At almost three, she knows what a cell phone is and comes running with it when it rings so I can answer it.
What are we teaching our children? It is true, that in this age of information, it has become critical to teach our young ones computer literacy. They need to know how to use MS Office, email and the internet, but are our children losing out on the carefree childhood we experienced? As a child I spent all my time outside, playing with my friends, riding my bike, climbing trees and jungle gyms, scraping my knees more than once. Isn’t that something we should be encouraging in our children?
In a world where technology is progressing rapidly, and the majority of children know more than we do about computers, cell phones, iPods, Nintendo’s and Playstation’s, how do we know when it’s the right time to introduce technology to our children?
There really is no right or wrong answer here. I think it’s a case of balance. It’s necessary to have our children prepared, but we need to help them to embrace their spirit of adventure and encourage a vivid imagination.

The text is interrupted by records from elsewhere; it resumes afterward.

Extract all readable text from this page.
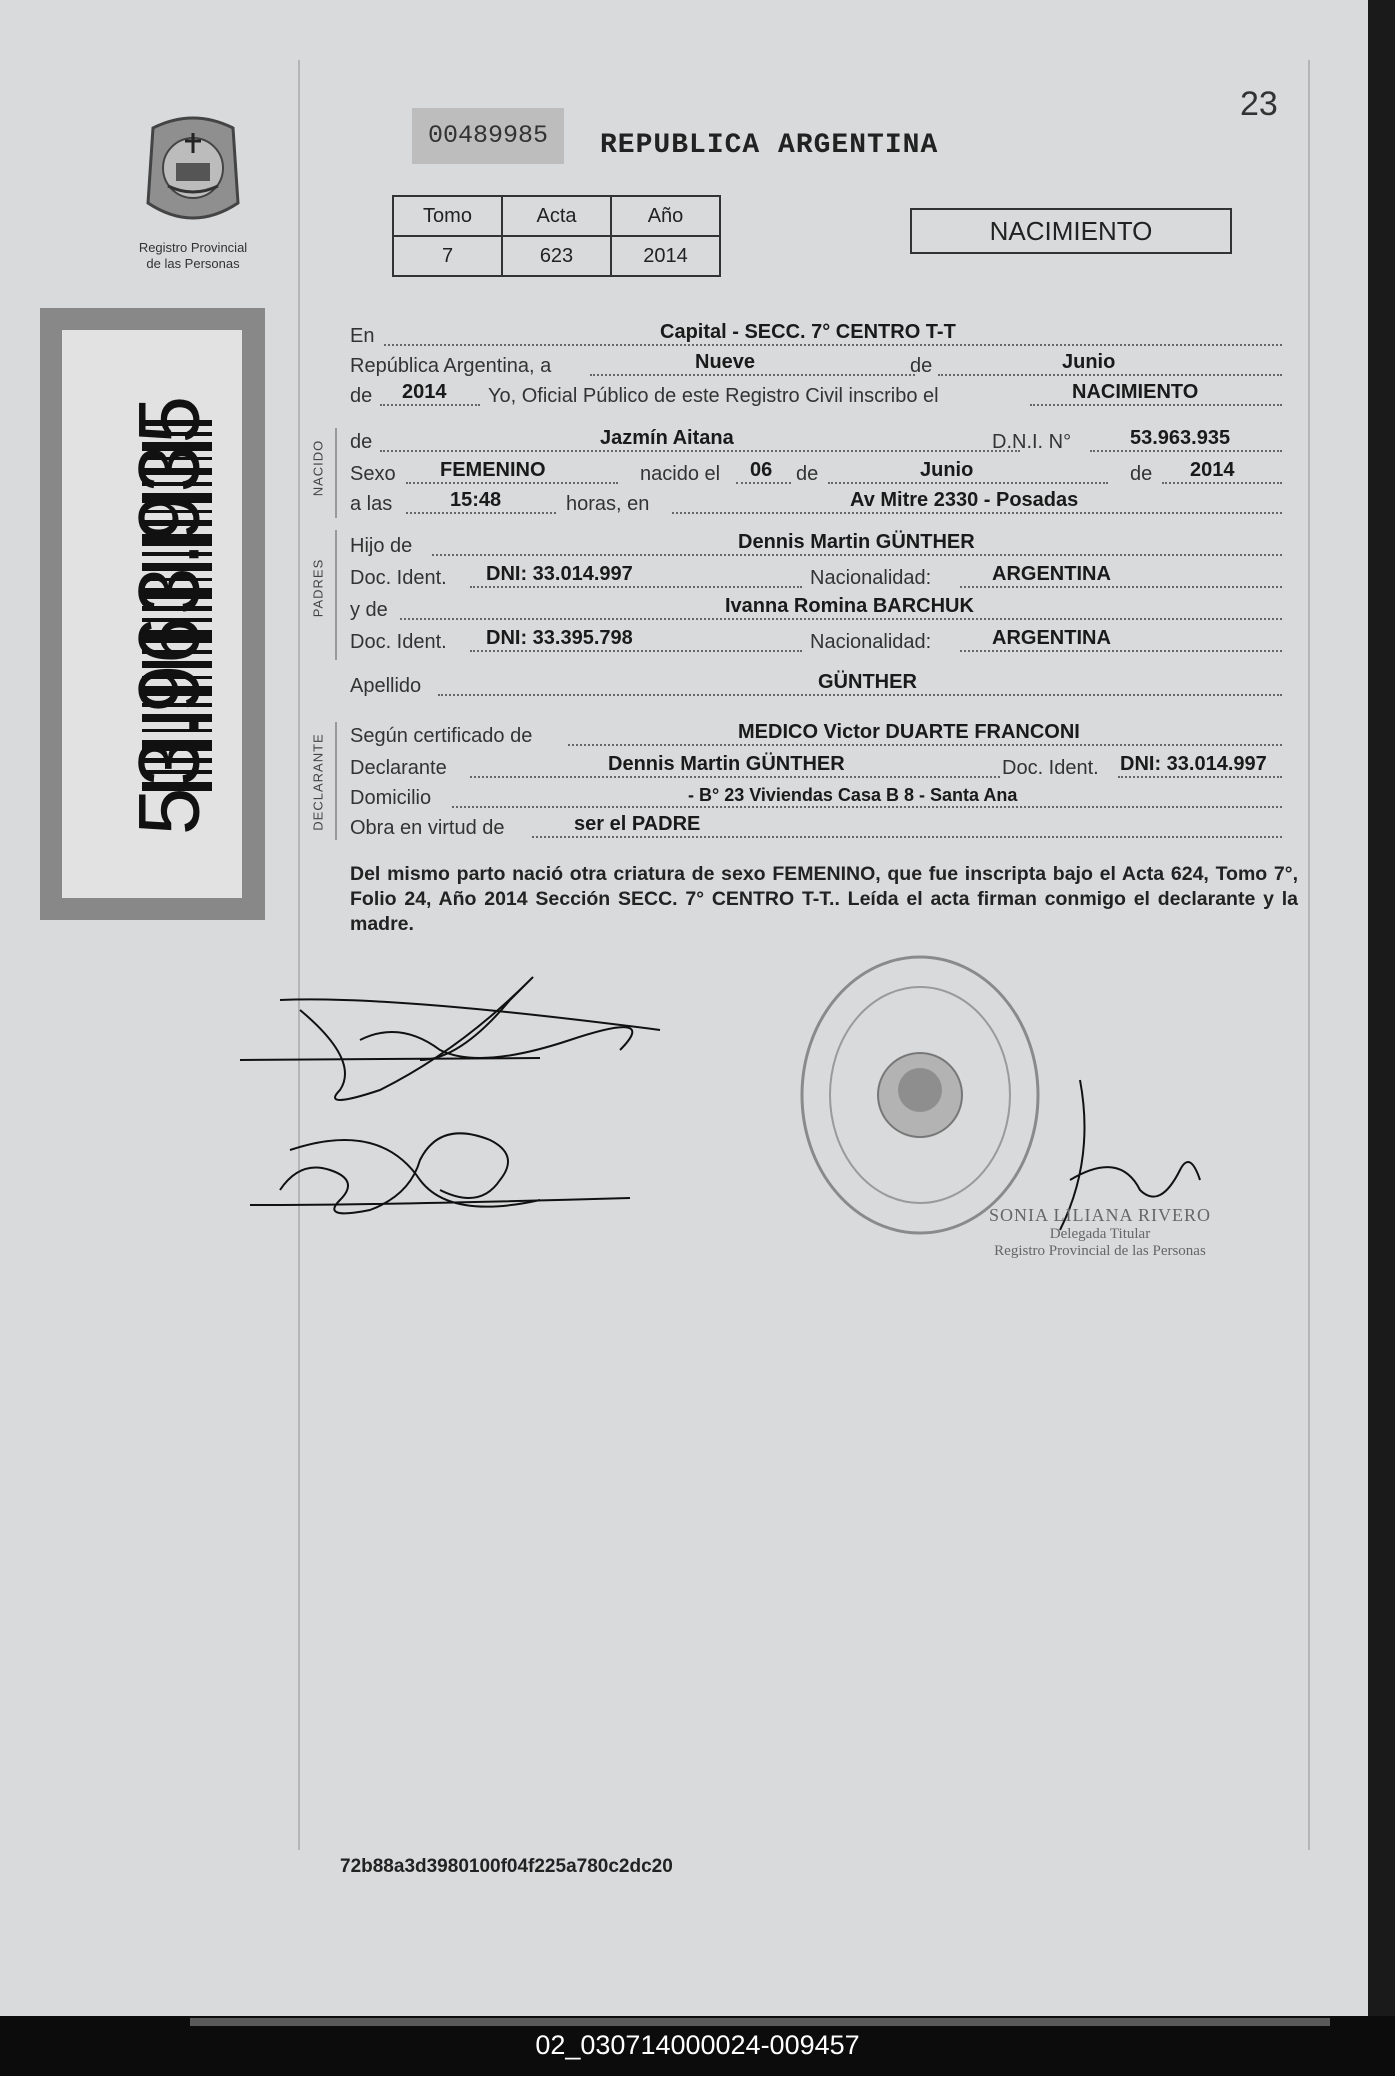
Registro Provincial
de las Personas
53.963.935
00489985	REPUBLICA ARGENTINA
23
Tomo	Acta	Año
7	623	2014
NACIMIENTO
NACIDO
PADRES
DECLARANTE
En	Capital - SECC. 7° CENTRO T-T
República Argentina, a	Nueve	de	Junio
de 2014 Yo, Oficial Público de este Registro Civil inscribo el	NACIMIENTO
de	Jazmín Aitana	D.N.I. N°	53.963.935
Sexo FEMENINO	nacido el 06 de	Junio	de 2014
a las	15:48	horas, en	Av Mitre 2330 - Posadas
Hijo de	Dennis Martin GÜNTHER
Doc. Ident. DNI: 33.014.997	Nacionalidad:	ARGENTINA
y de	Ivanna Romina BARCHUK
Doc. Ident. DNI: 33.395.798	Nacionalidad:	ARGENTINA
Apellido	GÜNTHER
Según certificado de	MEDICO Victor DUARTE FRANCONI
Declarante	Dennis Martin GÜNTHER	Doc. Ident. DNI: 33.014.997
Domicilio	- B° 23 Viviendas Casa B 8 - Santa Ana
Obra en virtud de	ser el PADRE
Del mismo parto nació otra criatura de sexo FEMENINO, que fue inscripta bajo el Acta 624, Tomo 7°, Folio 24, Año 2014 Sección SECC. 7° CENTRO T-T.. Leída el acta firman conmigo el declarante y la madre.
SONIA LILIANA RIVERO
Delegada Titular
Registro Provincial de las Personas
72b88a3d3980100f04f225a780c2dc20
02_030714000024-009457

In South Africa our children are scoring a C- on their “Healthy Kids Report Card”. One in three children watches more than three hours of TV per day. Our children are at risk to predators on their cell phones on programmes MXit, and they’re putting out too much personal information on Facebook, Twitter and YouTube.
I think a good time to introduce technology to our children, is when they have a clear understanding of the responsibility and consequences linked to its usage. Online consensus through a number of different articles on the topic seems to be that eight years old is a safe time, but this means they’re not computer literate when they go to school, which seems necessary these days, so I’m not entirely sure.
What do you think is the best age for introducing your children to technology and should we be leading by example and limiting our usage or is it more of a “do as I say and not as I do” situation?